Interpretive Summary:

Technical Abstract: Ideal corn (Zea mays L.) planting dates vary by region and frequently require updating. Two non-GMO corn hybrids and two Bt [Bacillus thuringiensis (Berliner)] hybrids of three maturity ranges, short-season (1180-1270 GDU 10’s), mid-season (1455-1470 GDU 10’s), and full-season (1540-1625 GDU 10’s) were evaluated for yield, yield components, and mycotoxins in 2002, 2003, and 2004 at Stoneville, MS. Plots were planted in a furrow irrigated split-plot of a randomized complete block design replicated 4 times.
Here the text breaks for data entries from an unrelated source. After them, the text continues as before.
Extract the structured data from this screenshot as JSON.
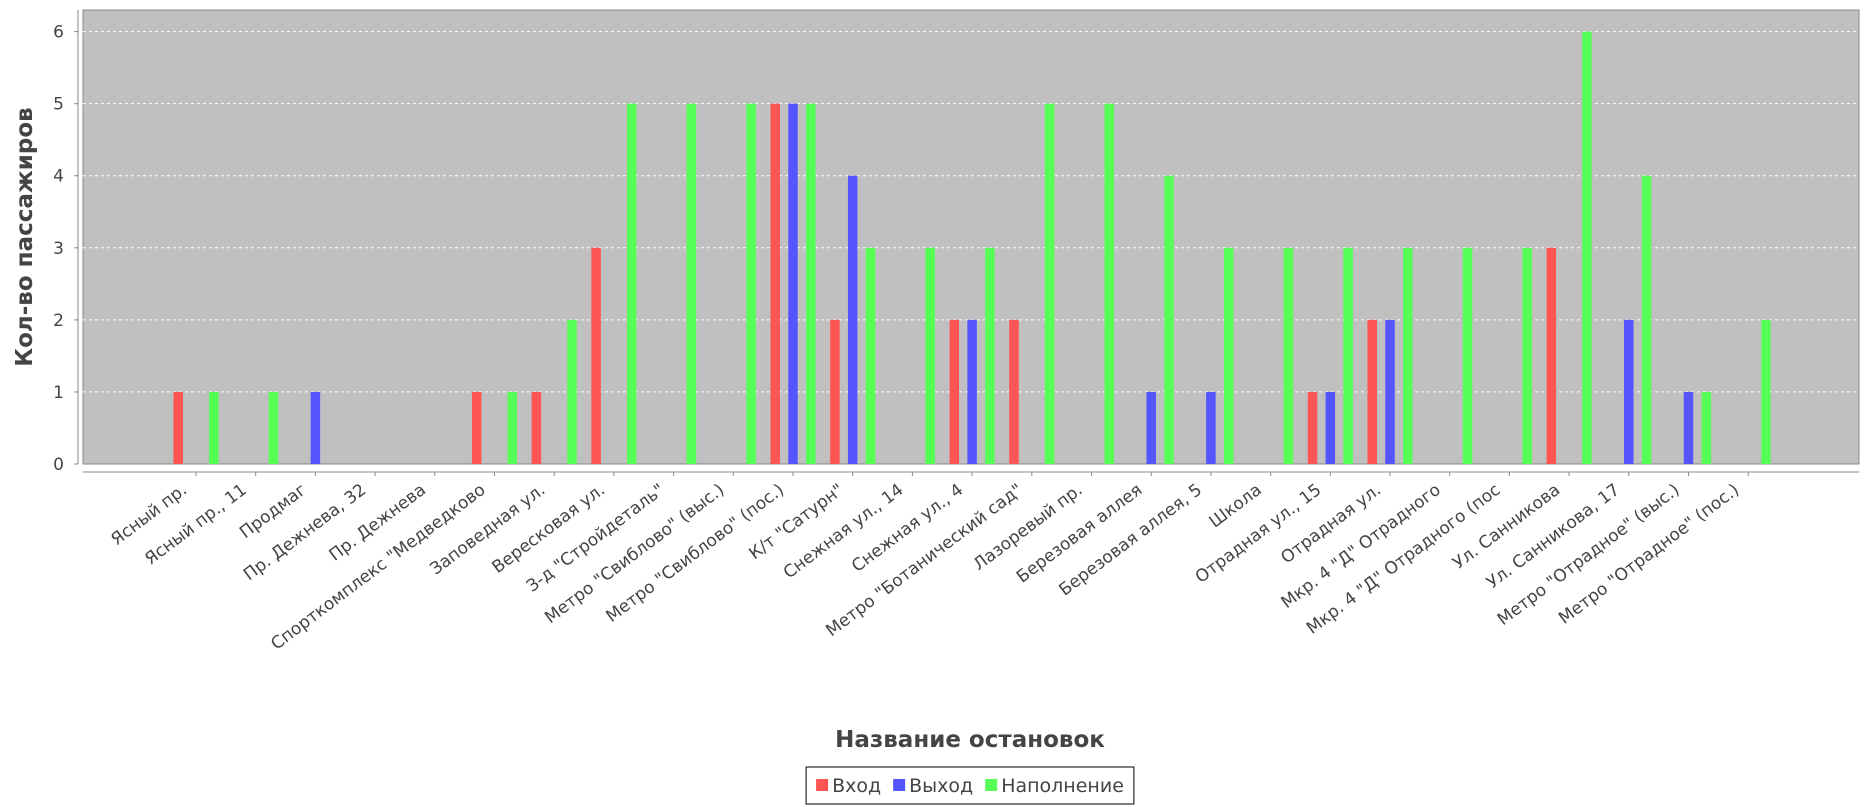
{
  "chart_data": {
    "type": "bar",
    "x_label": "Название остановок",
    "y_label": "Кол-во пассажиров",
    "categories": [
      "Ясный пр.",
      "Ясный пр., 11",
      "Продмаг",
      "Пр. Дежнева, 32",
      "Пр. Дежнева",
      "Спорткомплекс \"Медведково",
      "Заповедная ул.",
      "Вересковая ул.",
      "З-д \"Стройдеталь\"",
      "Метро \"Свиблово\" (выс.)",
      "Метро \"Свиблово\" (пос.)",
      "К/т \"Сатурн\"",
      "Снежная ул., 14",
      "Снежная ул., 4",
      "Метро \"Ботанический сад\"",
      "Лазоревый пр.",
      "Березовая аллея",
      "Березовая аллея, 5",
      "Школа",
      "Отрадная ул., 15",
      "Отрадная ул.",
      "Мкр. 4 \"Д\" Отрадного",
      "Мкр. 4 \"Д\" Отрадного (пос",
      "Ул. Санникова",
      "Ул. Санникова, 17",
      "Метро \"Отрадное\" (выс.)",
      "Метро \"Отрадное\" (пос.)"
    ],
    "series": [
      {
        "name": "Вход",
        "color": "#ff5555",
        "values": [
          1,
          0,
          0,
          0,
          0,
          1,
          1,
          3,
          0,
          0,
          5,
          2,
          0,
          2,
          2,
          0,
          0,
          0,
          0,
          1,
          2,
          0,
          0,
          3,
          0,
          0,
          0
        ]
      },
      {
        "name": "Выход",
        "color": "#5555ff",
        "values": [
          0,
          0,
          1,
          0,
          0,
          0,
          0,
          0,
          0,
          0,
          5,
          4,
          0,
          2,
          0,
          0,
          1,
          1,
          0,
          1,
          2,
          0,
          0,
          0,
          2,
          1,
          0
        ]
      },
      {
        "name": "Наполнение",
        "color": "#55ff55",
        "values": [
          1,
          1,
          0,
          0,
          0,
          1,
          2,
          5,
          5,
          5,
          5,
          3,
          3,
          3,
          5,
          5,
          4,
          3,
          3,
          3,
          3,
          3,
          3,
          6,
          4,
          1,
          2
        ]
      }
    ],
    "ylim": [
      0,
      6.3
    ],
    "yticks": [
      0,
      1,
      2,
      3,
      4,
      5,
      6
    ],
    "grid": true,
    "legend": "bottom"
  }
}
Whole plots were plantings in early April, mid-April, or May, while sub-plots were hybrids randomly assigned. Experimental units were four 102 cm rows, 9.1 m long. Growing degree units of a 10 C base (GDU 10) at silking and physiological maturity were calculated. Lodging and dropped ears were inconsequential. Yields were greater for mid-April plantings (8.9, 9.1, and 9.2 Mg ha-1) than May plantings (7.9, 8.1, and 7.4 Mg ha-1) in 2002, 2003, and 2004 respectively but not early April plantings in 2002 and 2004 (8.7 and 9.5 Mg ha-1 respectively). Short season hybrids generally yielded less than mid-season or full season hybrids. The Bt hybrids yielded more than non-GMO hybrids (9.4, 9.0, and 9.0 Mg ha-1 vs. 7.7, 7.6, and 8.5 Mg ha-1 in 2002, 2003, and 2004 respectively). Yields correlated with GDU 10’s at silking [yield=0.037x-20.416 (r=0.77)] but not physiological maturity. Aflatoxin was high in 2002 (224.0 mg Mg-1), and much less (28.8 and 7.4 mg Mg-1) in 2003 and 2004 respectively. The Bt hybrids had less fumonisin contamination than non-GMO hybrids (5.2 vs. 8.5 mg kg-1) but had less aflatoxin only in 2003 (12.4 vs. 45.3 mg Mg-1).